Sıkı bir sorgu sürecinin ardından, aslında gemideki denge probleminin tespit edilmiş olmasına rağmen bu konuda bir şey yapılmadığı ortaya çıktı. Amiral Klas Fleming’in bizzat şahitlik ettiği denge testi, gemi denize açılmadan kısa zaman önce limanda yapılmıştı. Güverteye çıkan 30 asker grup olarak önce sağa sonra sola doğru koşmuşlardı. 3. Turun sonunda gemi neredeyse yan yatacak hale geldiğinden durmak zorunda kalmışlardı. Amiral: “Keşke Majesteleri burada olup bu durumu görselerdi!” diye iç geçirmişti. Sorun şuydu ki, Kral kendisi bu duruma şahit olup geminin denize açılmasını erteleyebilirdi. Fakat Amiral Fleming dahil hiç kimse Kral’ın 3 yıldır sabırsızlıkla beklediği projenin gecikmesine sebep olan adam olmaya cesaret edemiyordu. En iyisi talihsiz bir hadise yaşanmamasını umarak bu durumu görmezden gelmek olacaktı!

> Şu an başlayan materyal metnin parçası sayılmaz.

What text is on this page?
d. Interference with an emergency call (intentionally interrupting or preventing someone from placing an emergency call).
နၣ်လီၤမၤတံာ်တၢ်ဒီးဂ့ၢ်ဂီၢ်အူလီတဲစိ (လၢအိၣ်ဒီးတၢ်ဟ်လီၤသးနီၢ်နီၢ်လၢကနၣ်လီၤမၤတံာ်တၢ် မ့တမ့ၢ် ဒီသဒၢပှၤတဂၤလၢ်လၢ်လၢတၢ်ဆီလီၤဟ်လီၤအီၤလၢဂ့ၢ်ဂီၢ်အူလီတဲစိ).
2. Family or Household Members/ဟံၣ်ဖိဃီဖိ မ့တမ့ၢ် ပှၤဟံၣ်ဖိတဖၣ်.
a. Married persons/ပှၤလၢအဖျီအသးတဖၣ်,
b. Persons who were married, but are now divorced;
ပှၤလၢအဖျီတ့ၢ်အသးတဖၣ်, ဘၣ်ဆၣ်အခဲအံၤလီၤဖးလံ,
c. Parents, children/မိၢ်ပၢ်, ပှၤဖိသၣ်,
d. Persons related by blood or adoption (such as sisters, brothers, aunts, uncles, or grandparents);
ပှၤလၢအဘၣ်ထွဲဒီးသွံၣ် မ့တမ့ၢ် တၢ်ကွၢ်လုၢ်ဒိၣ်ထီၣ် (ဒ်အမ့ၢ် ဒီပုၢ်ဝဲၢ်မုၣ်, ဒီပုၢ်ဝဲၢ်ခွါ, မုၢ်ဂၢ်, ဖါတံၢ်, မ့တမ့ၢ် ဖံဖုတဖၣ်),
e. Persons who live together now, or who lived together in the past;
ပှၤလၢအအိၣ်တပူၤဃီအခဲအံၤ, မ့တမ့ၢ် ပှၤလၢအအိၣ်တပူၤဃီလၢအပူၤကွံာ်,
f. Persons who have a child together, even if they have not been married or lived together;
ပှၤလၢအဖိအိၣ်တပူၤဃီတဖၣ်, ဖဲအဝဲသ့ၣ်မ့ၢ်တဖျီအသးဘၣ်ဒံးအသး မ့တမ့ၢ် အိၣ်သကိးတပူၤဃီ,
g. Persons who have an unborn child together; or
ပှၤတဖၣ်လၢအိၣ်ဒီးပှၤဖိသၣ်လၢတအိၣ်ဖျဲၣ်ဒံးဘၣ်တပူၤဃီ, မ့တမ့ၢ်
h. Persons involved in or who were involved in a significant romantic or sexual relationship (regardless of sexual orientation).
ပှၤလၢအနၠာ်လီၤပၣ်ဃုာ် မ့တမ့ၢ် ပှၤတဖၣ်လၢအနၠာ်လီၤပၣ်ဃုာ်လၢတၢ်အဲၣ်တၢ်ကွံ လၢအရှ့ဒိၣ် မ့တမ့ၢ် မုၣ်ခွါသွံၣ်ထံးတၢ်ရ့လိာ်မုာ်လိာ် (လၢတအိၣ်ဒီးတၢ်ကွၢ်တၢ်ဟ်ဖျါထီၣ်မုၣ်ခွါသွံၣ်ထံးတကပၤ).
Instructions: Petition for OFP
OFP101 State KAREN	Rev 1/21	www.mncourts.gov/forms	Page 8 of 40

Müfettişlerden biri dayanamayarak, baş marangoz Arent de Groot’a “Peki o zaman bütün bu olanlar kimin suçu?” diye sordu. De Groot usulca gözlerini yerden kaldırarak müfettişe baktı ve dilinden şu sözcükler döküldü: “Tanrı’dan başka kim bilebilir ki?” Bizim “Mukadderat” veya “Takdir-i İlahi” derken ima ettiğimiz şeyi söylüyor; “Tanrıyı ya da Kralı suçlamaya niyetiniz yoksa siz bu işin üstünü örtün en iyisi!” demeye getiriyordu. Zira Kral hem geminin ölçülerini ve tasarımını yapım aşamasında kendi onaylamış, hem gereğinden fazla top yüklenmesinde ısrarcı olmuş, hem de sürekli baskı yaparak geminin yapım sürecini aceleye getirmişti. Bu durumda yapacak bir şey kalmıyordu. Yetkililer de Groot’un sözünü dinlediler. Soruşturma kapandı ve bu kazadan ötürü hiç kimse ceza almadı!

Vasa’nın kesiti

Geminin gerçekte neden battığına gelince: Mühendislik hesaplamalarının gelişmediği bir tarihte gemiler çok sıkı tecrübe edilmiş kalıpların dışına çıkmadan imal ediliyordu. Deneme yanılma lüksünün olmadığı bir zamanda, defalarca denenmiş ve başarılı olmuş modellerin sorgulanması söz konusu olamazdı. Vasa’nın yapımında da geminin ebatları konusunda geleneksel ölçülere bağlı kalınmıştı. Ne var ki, gemiye normalden fazla top yüklenmiş; silahların muazzam ağırlığının geminin dengesine etkisi gözardı edilmişti. Yani seri imalatın güvenli hudutlarının dışında girişilen bir nevi ar-ge çalışması, bir deneydi; cürretkar ve başarısız bir deney…

TOPLARIN KURTARILMASI

Gemi battı; soruşturma da kapandı. Hazine avcıları ve maceraperestler ise Vasa’yı unutmamışlardı: Vasa’nın içindeki 64 adet bronz top bir hazine kadar değerliydi. 1628 yılındaki imkanlar düşünülürse İsveçlilerin ne kadar zor bir işe kalkıştıkları daha rahat anlaşılabilir. Vasa’nın enkazı 30 metre derinlikte, zifiri karanlıkta yatıyordu. İsveç denizi dondurucu soğuğu ile ünlüydü. Ayrıca enkaza ulaşılsa bile herbiri yaklaşık 1 ton ağırlığındaki toplar denizin dibinde ortalık yerde kurtatılmayı beklemiyorlardı! Toplar, 4 katlı güvertenin farklı bölümlerinde, ayaklarına gayet sağlamca sabitlenmiş vaziyette bulunuyorlardı!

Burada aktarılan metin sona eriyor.